Namun kini zaman benar-benar berubah. Sanksi yang dikenakan ketika kita memasuki Cagar Alam merupakan denda ratus jutaan rupiah atau dijebloskan ke penjara. Sayangnya, perhatian penegak hukum atas larangan ini belum cukup serius. Buktinya, masih banyak orang dengan leluasa mengunjungi Cagar Alam dan mengunggahnya di akun media sosial mereka.

Takjarang, foto-foto keindahan danau Ciharus, hamparan rumput Tegal Panjang, Gunung Krakatau, dan masih banyak lagi—yang notabene sebagai kawasan Cagar Alam, dengan mudahnya dipertontonkan oleh para pegiat alam bebas di media sosial sebagai bukti bahwa mereka telah mengunjunginya. Lebih lucu lagi, kegiatan open trip yang sempat ramai digelar oleh akun-akun kepegiatalambebasan berlokasi di Cagar Alam. Dan mereka memiliki SIMAKSI (Surat Izin Memasuki Kawasan Konservasi) dari BBKSDA setempat.
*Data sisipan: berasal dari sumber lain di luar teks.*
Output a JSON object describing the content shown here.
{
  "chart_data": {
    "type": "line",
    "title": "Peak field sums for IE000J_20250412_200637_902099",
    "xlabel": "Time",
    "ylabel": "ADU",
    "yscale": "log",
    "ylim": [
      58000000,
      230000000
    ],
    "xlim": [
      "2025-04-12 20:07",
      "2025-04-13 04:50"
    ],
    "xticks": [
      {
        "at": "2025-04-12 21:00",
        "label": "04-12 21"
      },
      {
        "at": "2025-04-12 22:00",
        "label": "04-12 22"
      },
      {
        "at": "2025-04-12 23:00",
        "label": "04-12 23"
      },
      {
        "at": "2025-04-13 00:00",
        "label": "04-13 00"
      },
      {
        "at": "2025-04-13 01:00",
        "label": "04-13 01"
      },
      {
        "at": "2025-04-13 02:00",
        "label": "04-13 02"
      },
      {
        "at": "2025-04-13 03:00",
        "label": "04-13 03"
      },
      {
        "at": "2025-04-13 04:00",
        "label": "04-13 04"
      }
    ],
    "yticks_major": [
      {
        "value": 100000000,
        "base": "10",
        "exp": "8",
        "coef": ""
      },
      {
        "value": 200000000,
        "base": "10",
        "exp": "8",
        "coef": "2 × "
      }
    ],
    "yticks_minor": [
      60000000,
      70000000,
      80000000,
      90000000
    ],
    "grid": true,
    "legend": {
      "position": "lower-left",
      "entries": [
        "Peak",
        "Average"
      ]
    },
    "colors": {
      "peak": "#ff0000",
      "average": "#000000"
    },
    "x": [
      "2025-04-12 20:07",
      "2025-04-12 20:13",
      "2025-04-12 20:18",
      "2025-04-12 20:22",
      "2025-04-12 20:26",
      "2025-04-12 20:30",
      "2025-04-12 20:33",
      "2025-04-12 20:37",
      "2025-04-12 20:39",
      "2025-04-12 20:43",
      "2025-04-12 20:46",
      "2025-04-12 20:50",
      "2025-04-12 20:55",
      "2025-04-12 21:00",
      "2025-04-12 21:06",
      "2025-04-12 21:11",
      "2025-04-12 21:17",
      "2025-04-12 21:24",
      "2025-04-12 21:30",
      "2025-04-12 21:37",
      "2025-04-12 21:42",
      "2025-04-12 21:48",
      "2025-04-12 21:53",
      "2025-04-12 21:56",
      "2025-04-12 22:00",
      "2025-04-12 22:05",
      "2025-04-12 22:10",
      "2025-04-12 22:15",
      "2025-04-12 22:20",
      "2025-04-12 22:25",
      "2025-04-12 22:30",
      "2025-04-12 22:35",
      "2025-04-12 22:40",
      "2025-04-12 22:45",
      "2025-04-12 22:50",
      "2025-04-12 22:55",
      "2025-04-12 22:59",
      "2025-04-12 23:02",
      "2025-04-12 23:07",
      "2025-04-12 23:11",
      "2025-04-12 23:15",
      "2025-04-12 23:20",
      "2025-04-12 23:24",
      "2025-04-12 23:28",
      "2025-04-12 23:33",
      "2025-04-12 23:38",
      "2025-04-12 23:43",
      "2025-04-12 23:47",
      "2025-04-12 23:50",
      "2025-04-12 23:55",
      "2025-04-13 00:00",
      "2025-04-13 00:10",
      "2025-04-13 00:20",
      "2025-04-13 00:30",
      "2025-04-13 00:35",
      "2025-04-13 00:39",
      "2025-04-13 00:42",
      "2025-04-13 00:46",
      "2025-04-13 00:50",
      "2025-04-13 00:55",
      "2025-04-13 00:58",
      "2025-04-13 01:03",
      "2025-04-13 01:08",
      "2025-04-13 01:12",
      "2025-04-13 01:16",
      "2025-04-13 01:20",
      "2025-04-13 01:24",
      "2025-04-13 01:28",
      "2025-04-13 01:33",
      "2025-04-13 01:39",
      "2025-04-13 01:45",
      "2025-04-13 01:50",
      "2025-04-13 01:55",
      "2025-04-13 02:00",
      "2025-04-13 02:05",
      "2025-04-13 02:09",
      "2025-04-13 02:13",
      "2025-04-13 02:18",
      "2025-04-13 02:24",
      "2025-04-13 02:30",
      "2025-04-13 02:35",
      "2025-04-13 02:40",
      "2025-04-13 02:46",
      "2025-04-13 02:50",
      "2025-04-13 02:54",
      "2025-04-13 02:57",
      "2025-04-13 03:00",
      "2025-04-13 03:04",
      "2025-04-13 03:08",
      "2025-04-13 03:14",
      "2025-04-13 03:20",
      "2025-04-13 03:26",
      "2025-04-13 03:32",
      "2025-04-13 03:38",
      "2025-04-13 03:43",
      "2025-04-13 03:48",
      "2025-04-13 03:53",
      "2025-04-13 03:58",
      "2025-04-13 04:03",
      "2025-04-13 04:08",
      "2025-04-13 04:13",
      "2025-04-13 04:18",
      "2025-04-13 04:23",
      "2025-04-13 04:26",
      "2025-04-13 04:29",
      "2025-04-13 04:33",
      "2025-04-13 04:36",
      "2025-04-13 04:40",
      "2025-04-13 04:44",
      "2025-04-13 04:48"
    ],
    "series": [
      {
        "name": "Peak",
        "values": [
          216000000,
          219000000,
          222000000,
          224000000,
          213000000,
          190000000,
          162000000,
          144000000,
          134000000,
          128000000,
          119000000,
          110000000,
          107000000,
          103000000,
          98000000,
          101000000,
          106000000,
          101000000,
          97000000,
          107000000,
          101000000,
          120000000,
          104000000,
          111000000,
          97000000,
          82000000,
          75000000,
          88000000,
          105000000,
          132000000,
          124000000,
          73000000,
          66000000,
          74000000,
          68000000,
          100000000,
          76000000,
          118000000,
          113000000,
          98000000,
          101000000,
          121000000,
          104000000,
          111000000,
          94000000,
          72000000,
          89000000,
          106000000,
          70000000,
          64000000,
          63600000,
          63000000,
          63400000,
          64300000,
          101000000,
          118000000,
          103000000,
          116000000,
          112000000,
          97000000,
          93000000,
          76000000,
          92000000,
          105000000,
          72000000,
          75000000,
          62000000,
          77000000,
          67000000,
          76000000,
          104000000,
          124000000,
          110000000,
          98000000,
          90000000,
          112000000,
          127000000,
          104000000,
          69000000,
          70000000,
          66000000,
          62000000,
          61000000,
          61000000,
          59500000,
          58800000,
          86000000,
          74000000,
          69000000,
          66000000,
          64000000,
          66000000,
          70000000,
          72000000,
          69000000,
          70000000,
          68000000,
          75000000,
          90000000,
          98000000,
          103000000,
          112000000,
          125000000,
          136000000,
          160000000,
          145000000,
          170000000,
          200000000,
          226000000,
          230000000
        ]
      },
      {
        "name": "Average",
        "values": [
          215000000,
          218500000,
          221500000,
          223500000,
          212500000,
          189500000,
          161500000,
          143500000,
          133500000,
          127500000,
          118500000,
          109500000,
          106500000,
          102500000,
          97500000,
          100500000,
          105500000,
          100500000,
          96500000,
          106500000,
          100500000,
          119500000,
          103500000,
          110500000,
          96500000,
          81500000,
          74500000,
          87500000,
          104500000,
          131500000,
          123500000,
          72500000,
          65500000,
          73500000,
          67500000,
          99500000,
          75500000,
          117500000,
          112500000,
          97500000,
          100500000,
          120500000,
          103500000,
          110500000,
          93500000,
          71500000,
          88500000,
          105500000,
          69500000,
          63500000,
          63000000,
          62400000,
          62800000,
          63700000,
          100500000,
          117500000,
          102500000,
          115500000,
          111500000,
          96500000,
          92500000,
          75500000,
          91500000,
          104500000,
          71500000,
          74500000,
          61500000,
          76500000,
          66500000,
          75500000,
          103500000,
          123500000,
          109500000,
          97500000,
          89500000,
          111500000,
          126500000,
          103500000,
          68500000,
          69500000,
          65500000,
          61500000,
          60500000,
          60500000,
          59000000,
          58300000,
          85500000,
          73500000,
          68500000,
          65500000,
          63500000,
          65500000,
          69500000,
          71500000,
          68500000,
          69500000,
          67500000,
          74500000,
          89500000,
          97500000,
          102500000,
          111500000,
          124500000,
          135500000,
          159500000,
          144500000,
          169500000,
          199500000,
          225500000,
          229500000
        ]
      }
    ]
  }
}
Bukankah open trip tidak mengandung penelitian? Bukankah mereka hanya bertujuan kemping ‘haha-hihi’ saja? Mengapa BBKSDA sampai bisa menurunkan surat izin tersebut? Bukankah itu mengerikan?

Bandung, 4 April 2019
Jalu Kancana

*Esai ini pernah diterbitkan di Bicara Jabar.